Он поднял правую руку, и дядя Сол торжественно произнес:
– Я, Вудро Маршалл Финн, клянусь, что больше не окажусь в дерьме.
– Я, Вудро Маршалл Финн, клянусь, что больше не окажусь… Вы сказали, что не надо говорить “дерьмо”, мистер Гольдман.
– Отлично. Тогда так: клянусь, что больше не буду иметь неприятности.
– Клянусь, что больше не буду иметь неприятности.
– Ну вот, ты заплатил. Мы квиты. А теперь возвращайся в школу, да поскорее.
Вуди что-то пробурчал себе под нос, но послушался. Ему не хотелось возвращаться в школу, ему хотелось постричь газон у дяди Сола.
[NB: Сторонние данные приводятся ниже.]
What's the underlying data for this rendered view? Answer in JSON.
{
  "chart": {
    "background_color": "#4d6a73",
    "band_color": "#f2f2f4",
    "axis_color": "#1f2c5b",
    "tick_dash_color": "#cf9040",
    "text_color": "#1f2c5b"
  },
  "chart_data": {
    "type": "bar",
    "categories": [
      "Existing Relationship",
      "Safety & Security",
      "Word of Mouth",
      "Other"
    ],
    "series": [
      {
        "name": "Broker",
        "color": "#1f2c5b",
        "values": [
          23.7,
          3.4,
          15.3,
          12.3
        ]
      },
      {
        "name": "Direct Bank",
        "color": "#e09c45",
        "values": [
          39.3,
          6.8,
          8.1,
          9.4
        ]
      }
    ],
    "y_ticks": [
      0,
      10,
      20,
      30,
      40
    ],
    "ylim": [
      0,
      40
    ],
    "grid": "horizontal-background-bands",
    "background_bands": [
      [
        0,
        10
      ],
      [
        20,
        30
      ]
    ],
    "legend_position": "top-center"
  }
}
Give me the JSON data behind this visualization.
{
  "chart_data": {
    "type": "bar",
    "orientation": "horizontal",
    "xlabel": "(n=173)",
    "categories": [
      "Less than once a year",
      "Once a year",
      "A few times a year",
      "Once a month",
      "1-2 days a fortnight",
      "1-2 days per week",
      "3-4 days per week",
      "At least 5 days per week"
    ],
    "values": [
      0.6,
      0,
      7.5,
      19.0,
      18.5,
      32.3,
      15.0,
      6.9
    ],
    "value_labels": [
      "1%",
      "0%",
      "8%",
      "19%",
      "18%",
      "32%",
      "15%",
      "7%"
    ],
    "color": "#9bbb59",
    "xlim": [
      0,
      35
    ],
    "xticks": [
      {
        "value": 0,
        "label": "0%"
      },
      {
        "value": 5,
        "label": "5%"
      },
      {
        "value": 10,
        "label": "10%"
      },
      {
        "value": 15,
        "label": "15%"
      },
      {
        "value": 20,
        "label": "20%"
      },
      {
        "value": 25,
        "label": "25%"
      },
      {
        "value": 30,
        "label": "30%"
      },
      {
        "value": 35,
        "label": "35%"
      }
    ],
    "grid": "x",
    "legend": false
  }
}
Он понуро поплелся к двери и тут заметил на столе фотографии.
– Это ваша семья? – спросил он.
– Да. Это моя жена Анита и мой сын Гиллель.
Вуди взял в руки одно фото и стал рассматривать лица.
– Классные какие. Вы везучий.
В эту минуту дверь распахнулась и в кабинет влетела тетя Анита; в смятении она даже не заметила Вуди.
– Сол! – воскликнула она со слезами на глазах. – Его опять отлупили в школе! Он говорит, что больше не хочет туда идти. Я не знаю, что делать.
– Что случилось?
– Он говорит, что ребята над ним издеваются. Говорит, что вообще больше никуда не пойдет.
– Мы же в мае его перевели в другую школу, – вздохнул дядя Сол. – А потом все лето потратили, чтобы отдать в эту. Нельзя же опять его забирать. Ад какой-то.
– Знаю… Ох, Сол! Я в отчаянии…
5
После того ужина с Кевином в Бока-Ратоне, в начале марта 2012 года, я немного сблизился с Александрой.
В следующие дни, когда я привозил сбежавшего Дюка, она снова стала пускать меня в дом и даже предлагала попить. Давала обычно бутылку воды или банку газировки, и я глотал ее залпом, стоя на кухне, но и это было немало.
– Спасибо за тот вечер, – однажды сказала она, когда мы с ней были одни. – Уж не знаю, что ты сделал Кевину, но ты ему очень понравился.
– Просто был самим собой.
Она улыбнулась:
– Спасибо, что ничего не сказал ему про нас. Я очень дорожу Кевином и не хочу, чтобы он вообразил, будто между нами еще что-то осталось.
У меня болезненно сжалось сердце.
– Кевин сказал, что ты не захотела выйти за него замуж.
– Тебя это не касается, Маркус.
– Кевин очень славный, но ты ему не пара.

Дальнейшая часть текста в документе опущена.